Keine Frage, die Menschen, die am Dienstag in Brüssel im Europaviertel demonstriert haben, stehen in den Augen vieler auf der beruflichen und gesellschaftlichen Leiter nicht sehr weit oben. Viele nehmen sie im Alltag gar nicht wahr, sei es, weil man einfach so an ihren Anblick gewohnt ist. Oder auch, weil sie ihre Arbeit eher außerhalb der üblichen Geschäfts- und Arbeitszeiten erledigen oder in Bereichen, in denen man sich normalerweise nicht aufhält. Aber dennoch ist die Arbeit dieser sogenannten "kleinen Rädchen im Getriebe" unersetzlich. Wer das nicht wahrhaben will, kann sich kurz versuchen vorzustellen, wie lange es gut gehen würde, wenn in Betrieben und Institutionen nicht mehr zum Beispiel geputzt, gekocht, serviert oder bewacht und kontrolliert würde.

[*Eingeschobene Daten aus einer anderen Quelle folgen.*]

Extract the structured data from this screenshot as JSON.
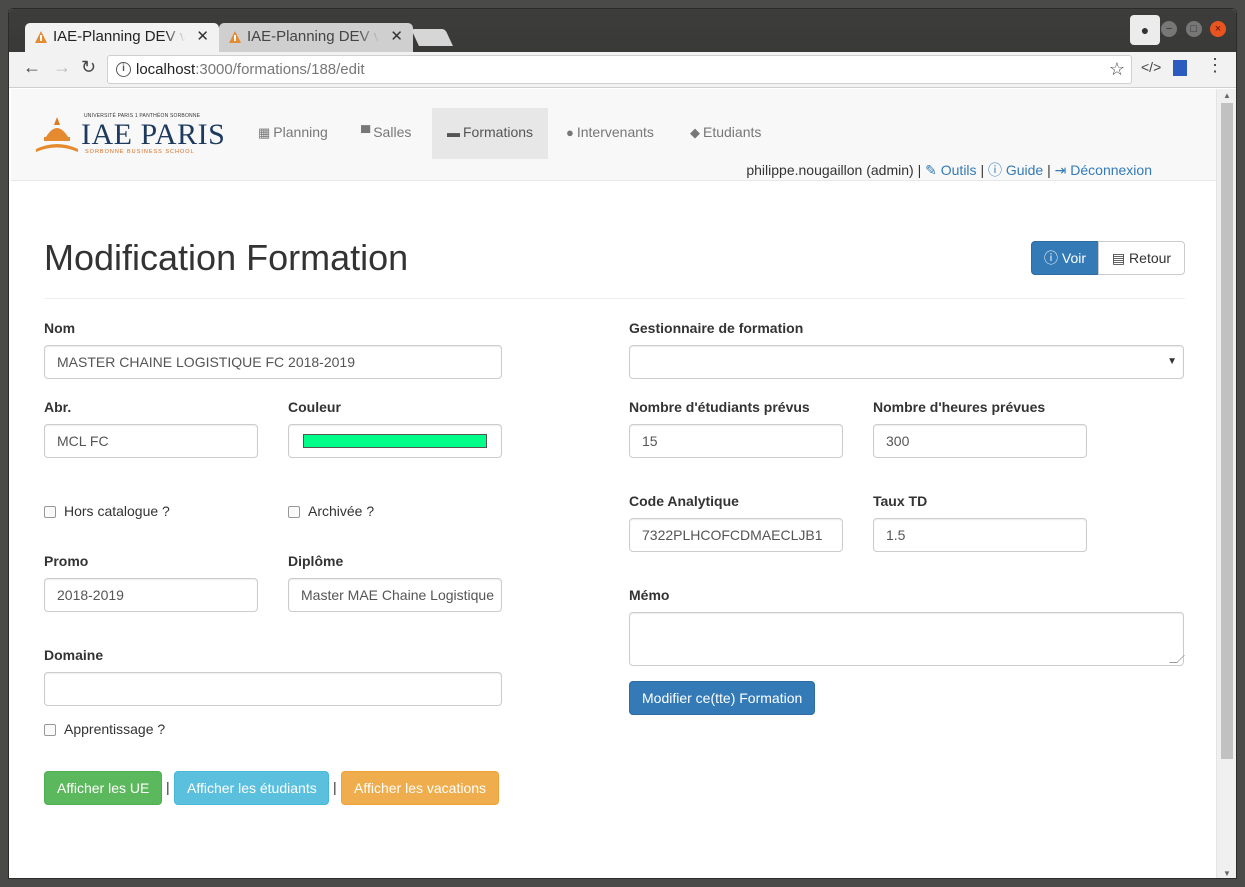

Diese Art von Arbeit ist naturgemäß oft hart - und noch dazu nicht anständig bezahlt, wie ein Security-Mann in der VRT beklagt. Auch ein Mangel an Wertschätzung und Respekt sei oft ein Problem. In den Augen vieler Betroffener wird diese Art von Arbeit auch immer schlimmer. Es gehe bergab - und zwar jedes Jahr immer weiter bergab, bekräftigt auch eine Demonstrantin. Das sei nicht nur nicht mehr zumutbar, sondern schlicht unmenschlich. Der Arbeitsdruck habe immer weiter zugenommen und trotzdem werde immer nur von noch mehr Einsparungen gesprochen, prangert eine andere an.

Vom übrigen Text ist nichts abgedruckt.